Wintergardens are frequently seen on lower floors where buildings are opposite busy roads or train lines, where developers may have wanted to have placed a balcony, but have been unable due to noise regulations.
An example of this can be seen even in the most premium of developments. Despite The Wardians focus on outdoor garden balconies, flats on the lower floors that are adjacent to Canary Wharf’s DLR line have glazed-in wintergardens instead to try and mitigate their noisy outlook.
It’s good to check that the winter garden is there for the benefit of the owner and not because the developer has been forced into it by building so closely to external noise or pollution.
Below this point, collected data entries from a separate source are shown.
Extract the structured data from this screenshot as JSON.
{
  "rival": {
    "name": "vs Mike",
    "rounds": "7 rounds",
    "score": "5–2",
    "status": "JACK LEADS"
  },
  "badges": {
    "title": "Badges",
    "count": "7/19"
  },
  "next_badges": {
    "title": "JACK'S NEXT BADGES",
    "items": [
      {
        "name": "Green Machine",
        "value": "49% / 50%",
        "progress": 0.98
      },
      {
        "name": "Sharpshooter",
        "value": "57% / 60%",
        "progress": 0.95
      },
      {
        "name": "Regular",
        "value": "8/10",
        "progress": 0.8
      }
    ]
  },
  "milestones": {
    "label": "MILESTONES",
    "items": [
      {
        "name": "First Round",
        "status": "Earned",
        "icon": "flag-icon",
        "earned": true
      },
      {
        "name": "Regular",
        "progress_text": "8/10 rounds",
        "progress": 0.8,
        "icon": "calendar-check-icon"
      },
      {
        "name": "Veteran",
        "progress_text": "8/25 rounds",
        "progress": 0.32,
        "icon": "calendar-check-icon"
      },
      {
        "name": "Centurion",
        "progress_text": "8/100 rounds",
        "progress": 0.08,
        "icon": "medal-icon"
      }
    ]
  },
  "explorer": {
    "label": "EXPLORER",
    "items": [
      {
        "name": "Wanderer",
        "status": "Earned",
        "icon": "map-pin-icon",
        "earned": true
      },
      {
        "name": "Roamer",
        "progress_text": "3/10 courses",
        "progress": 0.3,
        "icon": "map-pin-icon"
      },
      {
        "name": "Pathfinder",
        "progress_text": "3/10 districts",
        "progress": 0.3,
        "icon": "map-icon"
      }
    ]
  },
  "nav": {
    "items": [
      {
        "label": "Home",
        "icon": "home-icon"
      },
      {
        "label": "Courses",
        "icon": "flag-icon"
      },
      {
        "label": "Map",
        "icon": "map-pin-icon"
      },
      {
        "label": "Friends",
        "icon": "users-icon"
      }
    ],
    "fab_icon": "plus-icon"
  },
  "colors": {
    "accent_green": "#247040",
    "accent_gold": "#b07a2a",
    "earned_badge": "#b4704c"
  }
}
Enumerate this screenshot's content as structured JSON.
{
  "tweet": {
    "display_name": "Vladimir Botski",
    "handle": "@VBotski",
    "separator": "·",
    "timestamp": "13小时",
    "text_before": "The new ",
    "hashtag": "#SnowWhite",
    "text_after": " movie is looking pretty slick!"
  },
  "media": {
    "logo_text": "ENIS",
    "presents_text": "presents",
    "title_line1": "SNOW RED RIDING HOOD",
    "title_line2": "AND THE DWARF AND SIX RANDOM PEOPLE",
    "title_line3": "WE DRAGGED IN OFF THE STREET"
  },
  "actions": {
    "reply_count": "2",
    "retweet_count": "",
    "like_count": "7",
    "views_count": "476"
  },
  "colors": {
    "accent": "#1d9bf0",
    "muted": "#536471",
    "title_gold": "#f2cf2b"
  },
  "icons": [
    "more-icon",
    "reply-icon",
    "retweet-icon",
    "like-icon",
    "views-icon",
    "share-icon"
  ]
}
In 2014, the various government agencies commission a joint report to be completed by the Good Homes Alliance, looking into new build developments that were suffering from excessive heat.
Fully openable windows should form a standard feature of winter garden design.Good Homes Alliance – 2014
It found apartments throughout London had poorly designed wintergardens, that hindered ventilation but also created unmanageable temperatures inside. Their findings showed that the overheating risk was originally not anticipated as a problem during the design phase, with developers solely focused on reducing noise and retaining heat in the winter.
Several south facing properties with wintergardens suffered from extreme heat in the summer, created by their poorly designed winter gardens greenhouse effect.
The reports key findings were to ensure that wintergarden windows were large and fully openable, to allow heat built up in the summer months to be dumped, so consider this alongside the orientation of your apartment.
Wintergardens can provide a great alternative to balconies. For the green fingered, they enable you to enjoy a much wider variety of houseplants than the UK climate would otherwise allow.
Whilst clearly a personal preference as to whether you prefer the fresh air of a balcony, a well designed winter garden can both reduce noise and heat loss, whilst providing a useable space all year round.
However, wintergardens do have some downsides, potentially inducing excessive heat or being used to cover up for noise problems.
Therefore it is important to look for a winter garden that has been designed as an integral part of the building, not as an afterthought, or the negatives might outweigh any gains.